M. Joël Labbé. - Je salue et remercie les collègues qui ont travaillé sur ce sujet très actuel et tourné vers l'avenir. J'évoquerai ce soir, lors du débat en séance publique, les 32 000 étudiants du Manifeste pour un réveil écologique qui se sont engagés à ne pas travailler dans les entreprises qui ne respecteraient pas les enjeux écologiques. Vous avez choisi à très juste titre un axe centré sur les PME et les TPE, leur situations évoquant ainsi l'importance de l'économie locale, un développement de proximité pérenne et des emplois non délocalisables. Au niveau européen, je vous rejoins sur les assouplissements concernant les marchés publics qui nous permettraient d'avoir des exigences non pas uniquement basées sur le prix mais également sur d'autres critères. À l'échelle internationale, nous avons déjà eu des débats sur la sous-traitance des multinationales, il faut faire en sorte qu'il y ait des obligations véritables et harmonisées à l'échelle de la planète concernant le travail des enfants ou encore l'utilisation de ressources, autant de sujets extrêmement actuels.

Mme Annick Billon. - Je pense que la RSE est, pour les TPE et les PME, le moyen d'interagir dans leur écosystème : c'est-à-dire avec les jeunes, à travers les écoles, mais également les élus locaux. Une formation à la RSE devrait également être dédiée à ces derniers afin qu'ils intègrent ces questions dans les marchés publics. La RSE s'intéresse à tous les sujets et c'est un moyen d'intéresser et de rassembler autour des entreprises, mal connues, qui participent au développement et à la richesse des collectivités.

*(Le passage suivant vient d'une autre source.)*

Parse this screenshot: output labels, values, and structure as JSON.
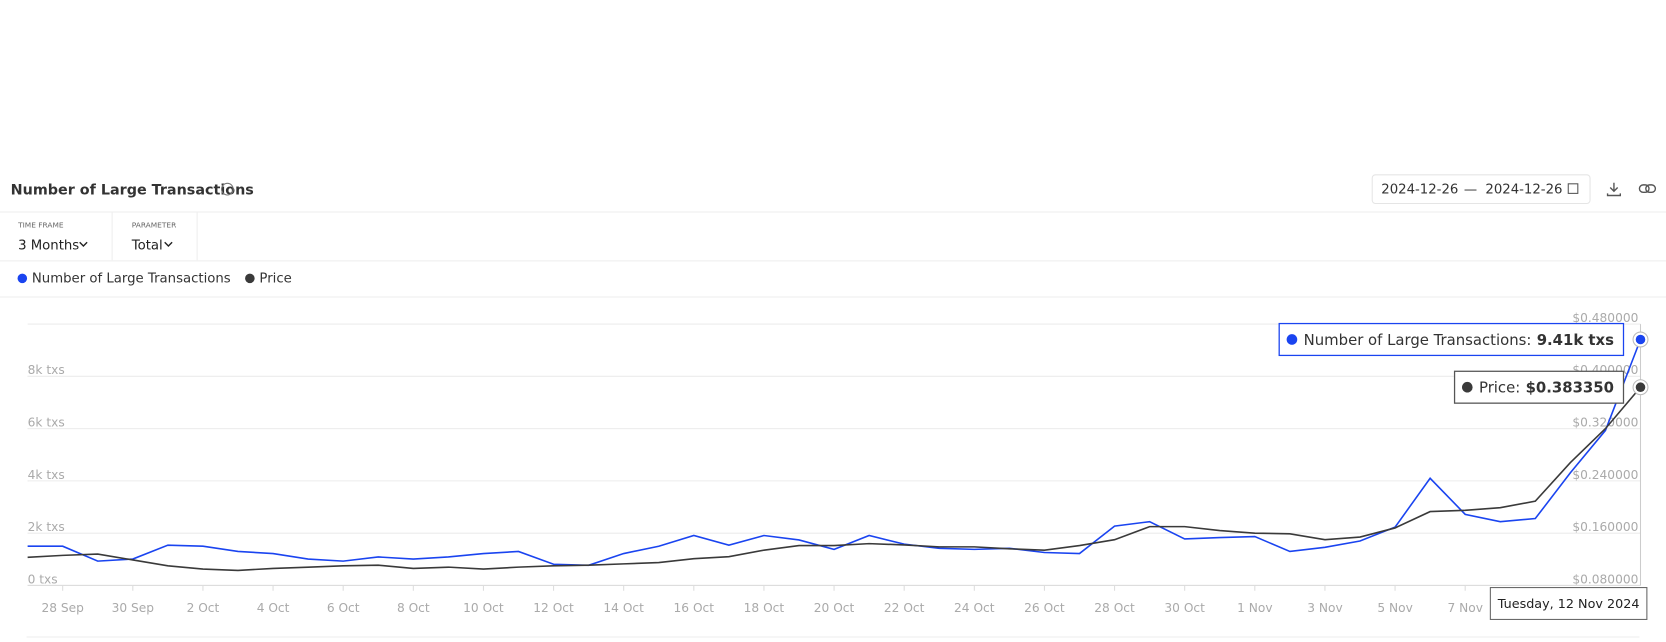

Mme Élisabeth Lamure. - Les grandes entreprises sont contraintes en matière de RSE et utilisent ces éléments dans leur communication, ce qui constitue donc un avantage sur le marché. Nous nous sommes aperçus lors de nos rencontres que beaucoup de PME et de TPE faisaient de la RSE sans le savoir, dans leur management, la qualité des relations avec les salariés ou bien de par leur proximité avec leur écosystème. Afin que les PME acquièrent cette pratique de la RSE, il faut simplifier et apporter de la souplesse pour qu'elle soit accessible. Cette période difficile nous amène à remettre en question les méthodes de travail, les notions de croissance ou l'évolution des relations économiques. Nous avons essayé d'intégrer ces éléments et questionnements dans notre rapport, qui devraient permettre une pratique de la RSE dans toutes ses dimensions. Nos premières auditions étaient régulièrement liées aux questions environnementales, limitant alors le sujet qu'il faut élargir de façon thématique et à l'échelle planétaire. Sans obligation pour que toutes les chaînes soient concernées, il sera difficile d'y arriver. Pour répondre à Guy-Dominique Kennel, le moratoire ne devra effectivement pas durer trop longtemps et il faudra encourager les institutions européennes à se saisir du sujet ; nous en avons besoin, au même titre que d'une agence de notation extra-financière - toutes américaines aujourd'hui - avec des critères bien définis et cohérents avec les entreprises européennes.

M. Jacques Le Nay. - Ce moratoire national est un prélude à une harmonisation européenne. Nous nous sommes rendu compte que les grandes entreprises avaient un certain pouvoir en matière de labellisation, sujet déjà compliqué de par la multitude de labels existants. Nous préconisons que les fédérations professionnelles réfléchissent à un modèle de labellisation par métier. Pour répondre à Joël Labbé, nous avons rappelé dans notre rapport le besoin accru des millenials en matière d'écologie au travail et nous nous sommes appuyés sur Le Manifeste étudiant pour un réveil écologique que vous citiez, signé en 2018 par 32 000 étudiants de 420 établissements d'enseignement supérieur.

M. Joël Labbé. - Outre la diffusion des informations concernant la RSE, il faut former ceux qui n'y ont pas accès et faire en sorte que ces formations soient adaptées à l'entreprise. Il faut également que l'entreprise soit attractive pour les cadres de haut niveau : les étudiants peuvent se permettre aujourd'hui de choisir un employeur en accord avec leurs convictions éthiques.

Mme Élisabeth Lamure. - Les jeunes sont en effet très attentifs et ont certaines exigences vis-à-vis des entreprises, ce qui va dans le bon sens.

Je vous remercie pour votre écoute et je soumets donc ce rapport à votre approbation.

La Délégation autorise la publication du rapport.